Neulengbach verpasst lizenz: rapid steht vor dem bundesliga-aufstieg

Schock in der österreichischen Frauenfußball-Bundesliga: Der ehemalige Serienmeister USV Neulengbach muss in der Saison 2026/27 auf den sportlichen Betrieb verzichten. Die Lizenzierungsstelle hat dem Verein die Spielberechtigung verweigert, was Neulengbach in ernsthafte finanzielle Schwierigkeiten stürzt. Gleichzeitig rückt SK Rapid Wien immer näher an die Bundesliga – ein echter Coup für die Wienerinnen.

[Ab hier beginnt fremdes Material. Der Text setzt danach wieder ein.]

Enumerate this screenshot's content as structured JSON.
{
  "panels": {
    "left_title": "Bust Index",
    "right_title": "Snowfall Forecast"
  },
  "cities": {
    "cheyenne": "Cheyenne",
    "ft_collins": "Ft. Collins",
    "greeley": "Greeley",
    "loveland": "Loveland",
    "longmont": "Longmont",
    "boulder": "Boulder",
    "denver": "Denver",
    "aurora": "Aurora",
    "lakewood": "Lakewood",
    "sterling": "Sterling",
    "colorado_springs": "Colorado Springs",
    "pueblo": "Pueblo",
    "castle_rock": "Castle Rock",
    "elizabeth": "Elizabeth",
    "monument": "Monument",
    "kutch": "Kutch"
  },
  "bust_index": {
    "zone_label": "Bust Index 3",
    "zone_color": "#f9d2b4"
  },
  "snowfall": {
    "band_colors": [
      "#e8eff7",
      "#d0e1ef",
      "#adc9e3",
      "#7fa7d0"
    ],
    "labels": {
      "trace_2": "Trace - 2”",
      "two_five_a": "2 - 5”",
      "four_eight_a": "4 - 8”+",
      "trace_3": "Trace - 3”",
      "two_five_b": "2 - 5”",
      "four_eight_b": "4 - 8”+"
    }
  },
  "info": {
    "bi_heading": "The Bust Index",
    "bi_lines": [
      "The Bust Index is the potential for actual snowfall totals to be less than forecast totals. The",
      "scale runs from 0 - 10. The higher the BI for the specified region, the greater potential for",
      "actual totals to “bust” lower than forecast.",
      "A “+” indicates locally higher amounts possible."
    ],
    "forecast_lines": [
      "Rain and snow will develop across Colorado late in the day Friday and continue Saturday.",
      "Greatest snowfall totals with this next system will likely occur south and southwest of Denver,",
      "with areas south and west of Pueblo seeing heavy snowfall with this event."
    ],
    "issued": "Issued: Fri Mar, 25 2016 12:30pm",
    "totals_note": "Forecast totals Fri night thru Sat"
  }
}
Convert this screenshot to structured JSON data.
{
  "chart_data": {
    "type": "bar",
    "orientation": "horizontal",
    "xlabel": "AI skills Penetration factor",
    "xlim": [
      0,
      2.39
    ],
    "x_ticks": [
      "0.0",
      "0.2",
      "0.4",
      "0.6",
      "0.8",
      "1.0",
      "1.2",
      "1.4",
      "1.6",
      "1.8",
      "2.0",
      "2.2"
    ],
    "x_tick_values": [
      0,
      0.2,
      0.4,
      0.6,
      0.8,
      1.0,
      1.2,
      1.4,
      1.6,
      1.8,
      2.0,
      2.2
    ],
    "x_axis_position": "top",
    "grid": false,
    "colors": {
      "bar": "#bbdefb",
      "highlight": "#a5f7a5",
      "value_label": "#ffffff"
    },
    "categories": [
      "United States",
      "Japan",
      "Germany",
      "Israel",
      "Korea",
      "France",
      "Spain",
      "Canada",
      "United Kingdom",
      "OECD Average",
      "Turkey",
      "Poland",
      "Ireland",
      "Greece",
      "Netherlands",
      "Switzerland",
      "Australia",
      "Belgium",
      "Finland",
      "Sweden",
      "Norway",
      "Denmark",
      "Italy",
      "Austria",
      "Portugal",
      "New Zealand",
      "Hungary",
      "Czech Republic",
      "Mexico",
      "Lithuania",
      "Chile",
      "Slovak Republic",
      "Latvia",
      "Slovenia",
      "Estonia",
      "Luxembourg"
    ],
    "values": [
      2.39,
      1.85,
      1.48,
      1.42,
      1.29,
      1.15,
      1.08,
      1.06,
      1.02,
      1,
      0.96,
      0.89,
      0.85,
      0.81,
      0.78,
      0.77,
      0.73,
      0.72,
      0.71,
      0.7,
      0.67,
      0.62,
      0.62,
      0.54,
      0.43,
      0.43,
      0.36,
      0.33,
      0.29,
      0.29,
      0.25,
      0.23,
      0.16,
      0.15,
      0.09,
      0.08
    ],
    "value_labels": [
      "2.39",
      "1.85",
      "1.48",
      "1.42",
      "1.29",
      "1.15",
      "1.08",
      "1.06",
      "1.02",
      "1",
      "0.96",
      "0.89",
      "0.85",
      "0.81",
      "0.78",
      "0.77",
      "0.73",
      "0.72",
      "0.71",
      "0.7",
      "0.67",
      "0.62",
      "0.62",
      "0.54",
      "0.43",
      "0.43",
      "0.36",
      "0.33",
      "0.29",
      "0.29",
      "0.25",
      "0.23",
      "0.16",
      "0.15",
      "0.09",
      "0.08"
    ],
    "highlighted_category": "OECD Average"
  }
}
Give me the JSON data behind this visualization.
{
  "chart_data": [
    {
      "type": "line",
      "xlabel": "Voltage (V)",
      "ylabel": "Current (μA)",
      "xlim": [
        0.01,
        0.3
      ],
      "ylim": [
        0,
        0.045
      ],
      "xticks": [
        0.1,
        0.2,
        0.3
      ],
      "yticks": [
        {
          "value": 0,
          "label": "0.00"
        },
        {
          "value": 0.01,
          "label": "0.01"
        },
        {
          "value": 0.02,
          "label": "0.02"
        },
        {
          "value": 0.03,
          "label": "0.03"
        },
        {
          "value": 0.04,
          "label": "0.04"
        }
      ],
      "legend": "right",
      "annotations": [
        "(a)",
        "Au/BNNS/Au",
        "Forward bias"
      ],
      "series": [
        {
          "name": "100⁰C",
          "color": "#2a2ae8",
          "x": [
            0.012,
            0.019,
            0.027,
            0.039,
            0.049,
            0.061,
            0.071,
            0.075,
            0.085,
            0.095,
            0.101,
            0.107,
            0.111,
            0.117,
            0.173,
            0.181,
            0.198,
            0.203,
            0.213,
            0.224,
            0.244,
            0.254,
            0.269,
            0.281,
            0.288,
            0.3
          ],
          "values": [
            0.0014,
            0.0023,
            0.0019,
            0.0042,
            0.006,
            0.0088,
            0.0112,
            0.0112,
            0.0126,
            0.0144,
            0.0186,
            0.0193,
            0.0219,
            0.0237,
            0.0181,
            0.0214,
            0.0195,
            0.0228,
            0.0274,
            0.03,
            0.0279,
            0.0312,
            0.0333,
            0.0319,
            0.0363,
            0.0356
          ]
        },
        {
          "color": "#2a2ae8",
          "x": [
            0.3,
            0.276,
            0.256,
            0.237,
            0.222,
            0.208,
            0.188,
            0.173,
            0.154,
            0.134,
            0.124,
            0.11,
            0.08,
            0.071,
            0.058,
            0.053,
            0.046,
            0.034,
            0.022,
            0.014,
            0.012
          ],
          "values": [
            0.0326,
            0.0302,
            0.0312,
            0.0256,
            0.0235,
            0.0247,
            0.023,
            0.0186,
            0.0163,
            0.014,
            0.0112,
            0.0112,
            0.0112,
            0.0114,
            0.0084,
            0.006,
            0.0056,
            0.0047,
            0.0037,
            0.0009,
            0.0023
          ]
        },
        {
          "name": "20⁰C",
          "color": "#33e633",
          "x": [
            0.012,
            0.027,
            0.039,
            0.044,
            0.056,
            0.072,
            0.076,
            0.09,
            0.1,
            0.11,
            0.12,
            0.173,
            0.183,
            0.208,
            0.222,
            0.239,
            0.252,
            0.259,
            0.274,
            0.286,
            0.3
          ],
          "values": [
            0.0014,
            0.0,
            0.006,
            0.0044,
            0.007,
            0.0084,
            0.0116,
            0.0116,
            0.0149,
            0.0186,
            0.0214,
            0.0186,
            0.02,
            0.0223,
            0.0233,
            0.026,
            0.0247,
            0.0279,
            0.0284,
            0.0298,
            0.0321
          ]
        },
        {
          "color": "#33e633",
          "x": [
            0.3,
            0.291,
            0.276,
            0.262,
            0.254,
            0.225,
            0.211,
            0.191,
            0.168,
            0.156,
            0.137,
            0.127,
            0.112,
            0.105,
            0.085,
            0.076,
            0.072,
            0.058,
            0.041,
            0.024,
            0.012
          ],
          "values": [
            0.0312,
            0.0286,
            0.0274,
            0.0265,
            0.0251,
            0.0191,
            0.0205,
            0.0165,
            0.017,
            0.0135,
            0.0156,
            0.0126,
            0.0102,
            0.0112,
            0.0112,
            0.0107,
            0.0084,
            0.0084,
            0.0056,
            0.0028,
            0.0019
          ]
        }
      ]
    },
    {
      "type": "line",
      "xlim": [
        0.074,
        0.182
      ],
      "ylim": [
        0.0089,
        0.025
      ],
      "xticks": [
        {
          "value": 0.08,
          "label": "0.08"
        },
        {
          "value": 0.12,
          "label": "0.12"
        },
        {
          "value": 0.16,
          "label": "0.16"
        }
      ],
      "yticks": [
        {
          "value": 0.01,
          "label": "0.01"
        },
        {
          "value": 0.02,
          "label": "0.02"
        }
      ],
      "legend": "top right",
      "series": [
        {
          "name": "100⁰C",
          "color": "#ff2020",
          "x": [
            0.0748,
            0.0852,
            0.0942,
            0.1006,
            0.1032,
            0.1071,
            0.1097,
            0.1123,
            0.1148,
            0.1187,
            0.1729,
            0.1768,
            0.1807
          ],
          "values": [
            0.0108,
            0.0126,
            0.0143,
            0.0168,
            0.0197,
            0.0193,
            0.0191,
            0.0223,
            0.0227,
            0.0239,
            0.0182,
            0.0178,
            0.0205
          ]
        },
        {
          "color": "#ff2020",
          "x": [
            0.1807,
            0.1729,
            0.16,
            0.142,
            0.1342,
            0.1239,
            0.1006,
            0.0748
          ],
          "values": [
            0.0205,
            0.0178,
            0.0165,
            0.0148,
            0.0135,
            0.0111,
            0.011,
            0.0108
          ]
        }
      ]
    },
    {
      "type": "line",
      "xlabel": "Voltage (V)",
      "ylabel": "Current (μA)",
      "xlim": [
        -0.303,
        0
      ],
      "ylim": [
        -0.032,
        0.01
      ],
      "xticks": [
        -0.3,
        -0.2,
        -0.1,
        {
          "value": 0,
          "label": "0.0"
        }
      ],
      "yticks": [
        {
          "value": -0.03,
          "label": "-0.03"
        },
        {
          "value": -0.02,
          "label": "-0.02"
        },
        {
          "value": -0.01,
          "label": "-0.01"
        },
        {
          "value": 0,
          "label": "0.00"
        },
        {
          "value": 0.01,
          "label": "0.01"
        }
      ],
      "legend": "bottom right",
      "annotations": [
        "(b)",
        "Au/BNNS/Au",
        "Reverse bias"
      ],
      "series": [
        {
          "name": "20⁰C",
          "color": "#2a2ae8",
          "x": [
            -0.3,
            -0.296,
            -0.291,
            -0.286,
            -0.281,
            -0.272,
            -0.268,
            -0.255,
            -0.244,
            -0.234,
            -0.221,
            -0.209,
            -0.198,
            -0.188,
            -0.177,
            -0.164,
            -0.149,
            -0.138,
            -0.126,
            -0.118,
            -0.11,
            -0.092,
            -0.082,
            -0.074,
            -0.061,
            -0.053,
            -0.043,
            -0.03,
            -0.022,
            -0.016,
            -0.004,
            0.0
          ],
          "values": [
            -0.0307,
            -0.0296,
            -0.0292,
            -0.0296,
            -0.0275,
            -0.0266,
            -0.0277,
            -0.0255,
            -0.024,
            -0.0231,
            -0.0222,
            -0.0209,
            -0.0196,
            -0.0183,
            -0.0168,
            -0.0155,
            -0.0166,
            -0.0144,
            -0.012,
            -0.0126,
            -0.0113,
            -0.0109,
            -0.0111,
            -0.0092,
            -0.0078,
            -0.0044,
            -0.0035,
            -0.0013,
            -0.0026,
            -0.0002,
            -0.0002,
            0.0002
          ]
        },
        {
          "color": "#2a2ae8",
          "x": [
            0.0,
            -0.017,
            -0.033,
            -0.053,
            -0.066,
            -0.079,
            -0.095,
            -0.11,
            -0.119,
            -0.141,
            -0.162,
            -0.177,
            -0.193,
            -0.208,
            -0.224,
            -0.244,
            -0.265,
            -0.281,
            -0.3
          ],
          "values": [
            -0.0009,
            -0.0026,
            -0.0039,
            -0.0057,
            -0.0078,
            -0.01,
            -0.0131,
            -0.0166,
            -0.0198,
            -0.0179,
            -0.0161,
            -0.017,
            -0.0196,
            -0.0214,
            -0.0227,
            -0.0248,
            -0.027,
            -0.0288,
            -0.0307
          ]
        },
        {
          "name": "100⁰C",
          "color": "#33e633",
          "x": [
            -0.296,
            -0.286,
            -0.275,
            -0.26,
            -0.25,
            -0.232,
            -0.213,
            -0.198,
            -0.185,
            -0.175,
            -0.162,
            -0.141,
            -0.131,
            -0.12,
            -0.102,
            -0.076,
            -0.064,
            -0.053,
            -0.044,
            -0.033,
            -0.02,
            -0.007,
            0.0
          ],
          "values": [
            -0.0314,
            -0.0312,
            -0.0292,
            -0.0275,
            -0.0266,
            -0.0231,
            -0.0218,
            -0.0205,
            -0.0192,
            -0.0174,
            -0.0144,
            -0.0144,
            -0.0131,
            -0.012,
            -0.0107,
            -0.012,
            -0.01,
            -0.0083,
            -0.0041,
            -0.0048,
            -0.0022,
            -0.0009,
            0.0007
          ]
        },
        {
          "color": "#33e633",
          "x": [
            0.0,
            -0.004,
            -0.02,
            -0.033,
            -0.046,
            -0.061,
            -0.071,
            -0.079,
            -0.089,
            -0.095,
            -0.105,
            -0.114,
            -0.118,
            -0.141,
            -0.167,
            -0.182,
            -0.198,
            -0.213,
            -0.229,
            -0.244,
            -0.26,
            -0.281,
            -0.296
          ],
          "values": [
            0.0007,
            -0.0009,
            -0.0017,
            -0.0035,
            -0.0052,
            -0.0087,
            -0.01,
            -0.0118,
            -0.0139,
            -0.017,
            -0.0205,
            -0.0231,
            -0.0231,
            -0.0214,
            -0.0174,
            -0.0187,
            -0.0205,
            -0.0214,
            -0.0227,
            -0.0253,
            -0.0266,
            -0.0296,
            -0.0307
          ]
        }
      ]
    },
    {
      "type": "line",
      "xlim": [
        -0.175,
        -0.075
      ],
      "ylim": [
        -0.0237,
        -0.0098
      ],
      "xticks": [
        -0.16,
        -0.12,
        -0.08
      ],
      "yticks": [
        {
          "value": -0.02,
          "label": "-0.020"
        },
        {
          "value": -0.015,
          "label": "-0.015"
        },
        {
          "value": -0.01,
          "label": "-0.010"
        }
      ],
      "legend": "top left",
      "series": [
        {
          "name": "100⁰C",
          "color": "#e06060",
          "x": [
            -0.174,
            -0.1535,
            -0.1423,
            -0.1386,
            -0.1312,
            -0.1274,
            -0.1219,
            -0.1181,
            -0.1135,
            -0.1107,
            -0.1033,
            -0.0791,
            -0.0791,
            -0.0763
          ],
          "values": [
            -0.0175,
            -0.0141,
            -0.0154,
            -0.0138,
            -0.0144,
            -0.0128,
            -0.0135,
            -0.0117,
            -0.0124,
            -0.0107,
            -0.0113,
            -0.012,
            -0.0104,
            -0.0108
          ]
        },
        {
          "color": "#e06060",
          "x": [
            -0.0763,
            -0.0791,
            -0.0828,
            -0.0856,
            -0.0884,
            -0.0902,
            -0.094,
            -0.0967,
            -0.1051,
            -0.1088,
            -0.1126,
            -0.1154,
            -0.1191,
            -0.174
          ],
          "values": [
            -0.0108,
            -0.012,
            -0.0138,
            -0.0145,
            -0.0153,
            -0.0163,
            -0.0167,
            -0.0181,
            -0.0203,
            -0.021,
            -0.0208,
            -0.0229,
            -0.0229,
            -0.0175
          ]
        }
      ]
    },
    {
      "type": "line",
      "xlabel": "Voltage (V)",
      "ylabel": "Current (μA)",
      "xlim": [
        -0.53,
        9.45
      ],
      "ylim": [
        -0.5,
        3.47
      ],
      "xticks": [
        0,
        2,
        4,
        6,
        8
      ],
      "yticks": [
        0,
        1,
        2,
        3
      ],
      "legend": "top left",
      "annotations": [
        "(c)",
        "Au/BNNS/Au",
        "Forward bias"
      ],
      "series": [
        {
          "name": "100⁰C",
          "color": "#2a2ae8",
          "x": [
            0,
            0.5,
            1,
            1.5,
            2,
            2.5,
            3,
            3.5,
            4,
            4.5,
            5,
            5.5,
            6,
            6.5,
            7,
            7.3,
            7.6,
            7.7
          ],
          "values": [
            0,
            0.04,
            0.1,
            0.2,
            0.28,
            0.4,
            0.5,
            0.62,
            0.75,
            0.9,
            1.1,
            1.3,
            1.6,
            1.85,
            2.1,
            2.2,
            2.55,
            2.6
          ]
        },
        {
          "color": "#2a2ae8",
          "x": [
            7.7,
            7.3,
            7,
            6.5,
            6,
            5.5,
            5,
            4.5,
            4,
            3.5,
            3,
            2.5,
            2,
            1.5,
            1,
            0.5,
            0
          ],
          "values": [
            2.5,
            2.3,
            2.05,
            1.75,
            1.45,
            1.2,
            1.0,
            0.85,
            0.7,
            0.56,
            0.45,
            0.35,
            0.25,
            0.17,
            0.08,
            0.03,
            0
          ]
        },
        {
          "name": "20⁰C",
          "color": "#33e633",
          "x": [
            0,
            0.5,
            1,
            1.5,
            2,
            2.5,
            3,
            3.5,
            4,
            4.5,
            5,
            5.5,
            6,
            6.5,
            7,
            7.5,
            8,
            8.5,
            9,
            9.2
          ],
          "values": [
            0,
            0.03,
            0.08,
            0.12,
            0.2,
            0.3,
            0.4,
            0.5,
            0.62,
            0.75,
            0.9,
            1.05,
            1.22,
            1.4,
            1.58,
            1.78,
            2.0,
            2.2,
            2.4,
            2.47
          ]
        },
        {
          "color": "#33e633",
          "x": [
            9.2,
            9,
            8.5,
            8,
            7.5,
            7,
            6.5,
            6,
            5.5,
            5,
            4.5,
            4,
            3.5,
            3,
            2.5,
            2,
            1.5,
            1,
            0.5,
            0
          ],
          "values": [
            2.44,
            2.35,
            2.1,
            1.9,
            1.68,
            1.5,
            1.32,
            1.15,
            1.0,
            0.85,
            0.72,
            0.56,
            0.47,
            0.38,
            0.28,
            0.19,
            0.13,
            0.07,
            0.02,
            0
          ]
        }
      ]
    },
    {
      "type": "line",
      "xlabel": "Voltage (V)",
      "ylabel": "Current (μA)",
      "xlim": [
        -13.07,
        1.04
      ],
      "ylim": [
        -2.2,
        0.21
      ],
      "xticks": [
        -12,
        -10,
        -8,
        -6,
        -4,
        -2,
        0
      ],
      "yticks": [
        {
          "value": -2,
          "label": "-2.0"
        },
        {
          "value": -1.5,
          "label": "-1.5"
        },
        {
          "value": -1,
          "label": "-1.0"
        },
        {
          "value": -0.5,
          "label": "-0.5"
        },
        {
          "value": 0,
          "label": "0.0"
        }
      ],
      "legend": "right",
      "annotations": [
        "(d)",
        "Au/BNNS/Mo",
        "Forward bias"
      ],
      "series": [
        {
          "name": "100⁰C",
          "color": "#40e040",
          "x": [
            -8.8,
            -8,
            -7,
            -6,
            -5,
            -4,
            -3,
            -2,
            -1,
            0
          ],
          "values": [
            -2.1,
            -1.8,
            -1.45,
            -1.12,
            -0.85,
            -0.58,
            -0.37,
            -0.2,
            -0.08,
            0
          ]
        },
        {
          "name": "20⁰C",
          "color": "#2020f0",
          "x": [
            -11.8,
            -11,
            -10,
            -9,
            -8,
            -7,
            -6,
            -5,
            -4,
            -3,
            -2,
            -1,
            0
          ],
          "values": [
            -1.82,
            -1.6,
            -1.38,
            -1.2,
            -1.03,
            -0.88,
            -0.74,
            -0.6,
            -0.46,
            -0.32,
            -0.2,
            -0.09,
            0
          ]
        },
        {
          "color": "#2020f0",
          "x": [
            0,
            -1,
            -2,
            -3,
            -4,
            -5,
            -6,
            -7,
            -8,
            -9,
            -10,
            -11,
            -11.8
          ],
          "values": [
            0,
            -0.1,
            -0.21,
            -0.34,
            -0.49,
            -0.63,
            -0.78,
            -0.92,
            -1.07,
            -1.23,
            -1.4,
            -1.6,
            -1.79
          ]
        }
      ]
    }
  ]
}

Neulengbachs insolvenz droht – bundesliga-traum zerplatzt

Die Entscheidung der Lizenzierungsstelle ist ein herber Schlag für den USV Neulengbach, der erst kürzlich ein Insolvenzverfahren angekündigt hatte. Die Gründe für die Ablehnung liegen offenbar in den finanziellen Unstimmigkeiten des Vereins. Ein Lizenzierungsverfahren, das erstmals in dieser Form für die Frauen-Bundesliga durchgeführt wurde, sah insgesamt zehn Bewerber vor, darunter neun Bundesligisten und Zweitligist SK Rapid. Nur diese Vereine erhielten die ersehnte Genehmigung für die kommende Saison. Ein bitterer Moment für einen Verein mit großem Namen und Tradition.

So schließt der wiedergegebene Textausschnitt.